How Immunotherapy Can Become Effective Against Cancer

One of the biggest challenges in the research for new cancer treatments is the fact that many tumours are equipped with a molecular shield that allows them to repel attacks from the immune system. Since the 1980s, there have been cancer therapies which aimed at enhancing the body’s anti-cancer immune reaction, but it was only in 2012 that a research team at Johns Hopkins University, led by melanoma specialist Suzanne L. Topalian, gave hope to disable this shield, boosting patients’ immune systems and successfully tackling several types of cancer which in earlier attempts had not responded to other therapies. The corresponding medications, two of which were officially approved in 2014 to treat advanced melanoma, block a receptor called PD-1 (Programmed cell death 1) which would naturally dampen the body’s immune response. With more than 100 original research articles and reviews on the subject, Topalian is one of the leading researchers who over the last years helped to establish immunotherapy as an alternative treatment modality for cancer next to chemo- and radiotherapy. In her work as a physician-scientist at Johns Hopkins University School of Medicine, she continues to explore mechanisms to improve the efficacy of PD1-blocking drugs. At Falling Walls, Topalian reports on the latest developments and future outlooks in the research field that Science magazine named “Breakthrough of the Year 2013”.

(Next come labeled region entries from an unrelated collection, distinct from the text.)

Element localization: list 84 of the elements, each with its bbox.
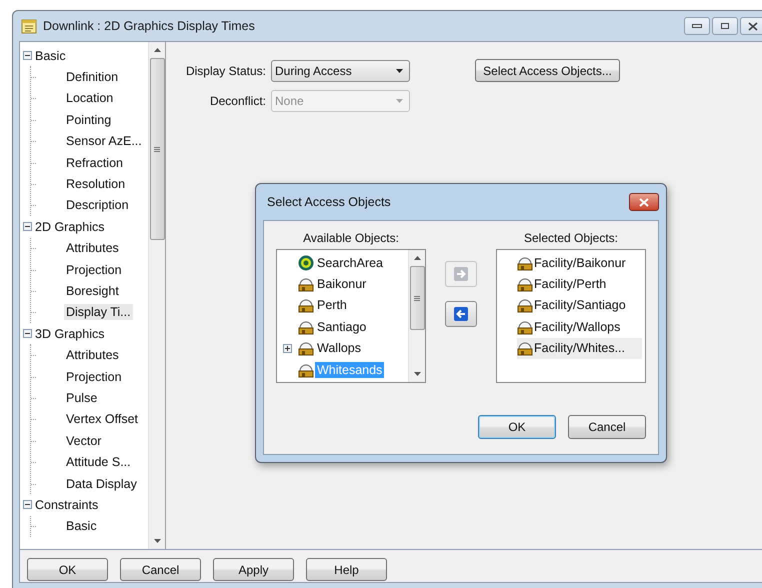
collapse-icon[interactable] bbox=[23, 500, 32, 510]
collapse-icon[interactable] bbox=[23, 51, 32, 60]
close-icon bbox=[748, 22, 758, 30]
tree-item[interactable]: Display Ti... bbox=[64, 304, 133, 320]
facility-icon bbox=[517, 276, 533, 292]
dialog-button[interactable]: Help bbox=[306, 558, 387, 581]
select-access-objects-button[interactable]: Select Access Objects... bbox=[475, 59, 620, 82]
grip-icon bbox=[414, 296, 420, 300]
field-label: Display Status: bbox=[184, 64, 266, 78]
list-item[interactable]: Santiago bbox=[315, 318, 368, 335]
close-button[interactable] bbox=[740, 17, 762, 35]
collapse-icon[interactable] bbox=[23, 329, 32, 338]
tree-item[interactable]: Pulse bbox=[64, 390, 100, 406]
tree-group[interactable]: 2D Graphics bbox=[35, 220, 104, 234]
right-arrow-icon bbox=[454, 267, 468, 281]
list-item[interactable]: Baikonur bbox=[315, 276, 368, 292]
list-item[interactable]: Facility/Perth bbox=[517, 273, 642, 295]
list-heading: Selected Objects: bbox=[524, 231, 618, 245]
scroll-down-icon[interactable] bbox=[414, 372, 420, 376]
tree-item[interactable]: Pointing bbox=[64, 112, 114, 128]
list-item[interactable]: Facility/Wallops bbox=[517, 316, 642, 338]
tree-item[interactable]: Basic bbox=[64, 518, 99, 534]
close-icon bbox=[639, 198, 649, 206]
dialog-button[interactable]: Cancel bbox=[568, 415, 646, 439]
window-title: Downlink : 2D Graphics Display Times bbox=[43, 19, 255, 33]
tree-item[interactable]: Vector bbox=[64, 432, 104, 449]
remove-button[interactable] bbox=[445, 301, 477, 327]
list-heading: Available Objects: bbox=[303, 231, 399, 245]
list-item[interactable]: SearchArea bbox=[315, 254, 386, 271]
scroll-down-icon[interactable] bbox=[154, 539, 160, 543]
expand-icon[interactable] bbox=[282, 344, 292, 353]
tree-item[interactable]: Projection bbox=[64, 262, 124, 278]
tree-item[interactable]: Resolution bbox=[64, 176, 128, 192]
scrollbar[interactable] bbox=[148, 42, 165, 549]
scrollbar[interactable] bbox=[408, 250, 425, 382]
left-arrow-icon bbox=[454, 307, 468, 321]
facility-icon bbox=[517, 340, 533, 356]
list-item[interactable]: Facility/Baikonur bbox=[517, 252, 642, 274]
facility-icon bbox=[298, 276, 314, 292]
collapse-icon[interactable] bbox=[23, 222, 32, 232]
target-icon bbox=[298, 254, 314, 271]
tree-item[interactable]: Data Display bbox=[64, 476, 139, 492]
minimize-icon bbox=[692, 23, 702, 29]
facility-icon bbox=[298, 362, 314, 378]
tree-item[interactable]: Projection bbox=[64, 368, 124, 385]
tree-item[interactable]: Attributes bbox=[64, 240, 121, 256]
close-button[interactable] bbox=[629, 193, 659, 211]
tree-item[interactable]: Description bbox=[64, 197, 131, 214]
scroll-up-icon[interactable] bbox=[154, 48, 160, 52]
tree-group[interactable]: Constraints bbox=[35, 498, 98, 512]
dialog-button[interactable]: Apply bbox=[213, 558, 294, 581]
dialog-button[interactable]: OK bbox=[478, 415, 556, 439]
display-status-dropdown[interactable]: During Access bbox=[271, 60, 410, 82]
list-item[interactable]: Facility/Santiago bbox=[517, 294, 642, 316]
field-label: Deconflict: bbox=[208, 94, 266, 108]
facility-icon bbox=[517, 254, 533, 271]
caret-icon[interactable] bbox=[396, 68, 403, 72]
tree-item[interactable]: Attitude S... bbox=[64, 454, 133, 470]
tree-item[interactable]: Vertex Offset bbox=[64, 411, 140, 428]
dialog-button[interactable]: Cancel bbox=[120, 558, 201, 581]
tree-group[interactable]: 3D Graphics bbox=[35, 326, 104, 341]
notepad-icon bbox=[21, 18, 37, 34]
tree-item[interactable]: Attributes bbox=[64, 347, 121, 364]
tree-item[interactable]: Definition bbox=[64, 69, 120, 86]
facility-icon bbox=[298, 297, 314, 314]
facility-icon bbox=[298, 340, 314, 356]
dialog-button[interactable]: OK bbox=[27, 558, 108, 581]
list-item[interactable]: Facility/Whites... bbox=[517, 338, 642, 359]
tree-item[interactable]: Boresight bbox=[64, 282, 121, 299]
grip-icon bbox=[154, 146, 160, 152]
tree-group[interactable]: Basic bbox=[35, 48, 66, 63]
tree-item[interactable]: Sensor AzE... bbox=[64, 133, 144, 150]
tree-item[interactable]: Refraction bbox=[64, 154, 125, 171]
maximize-icon bbox=[720, 22, 730, 30]
list-item[interactable]: Perth bbox=[315, 297, 349, 314]
scroll-up-icon[interactable] bbox=[414, 256, 420, 260]
facility-icon bbox=[517, 318, 533, 335]
minimize-button[interactable] bbox=[684, 17, 710, 35]
list-item[interactable]: Wallops bbox=[315, 340, 363, 356]
facility-icon bbox=[298, 318, 314, 335]
tree-item[interactable]: Location bbox=[64, 90, 116, 106]
maximize-button[interactable] bbox=[712, 17, 738, 35]
facility-icon bbox=[517, 297, 533, 314]
dialog-title: Select Access Objects bbox=[267, 195, 391, 209]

Dr. Topalian is a physician-scientist credentialed in general surgery, with specialty training in surgical oncology and cancer immunology. After a 21-year tenure in the Surgery Branch of the National Cancer Institute, National Institutes of Health, she joined the Johns Hopkins faculty in June 2006 to lead the newly-established Melanoma Program in the Kimmel Cancer Center. She has published over 100 original research articles and reviews on cancer immunology, and is internationally recognized for this work. Dr. Topalian’s basic studies of human anti-tumor immune responses have provided a foundation for the translational development of immunotherapies for melanoma and other cancers, including cancer vaccines, adoptive T cell transfer, and immunomodulatory monoclonal antibodies. She was a member of the American Society of Clinical Oncology’s Melanoma Program Committee 2007-2008 and previously served as the MRA’s Chief Science Officer. She currently serves as a Board Member of the Society for the Immunotherapy of Cancer, as a member of the AACR Science and Regulatory Policy Taskforce, and as the Co-Chairperson for Immunology on the AACR Annual Meeting’s Scientific Program Committee.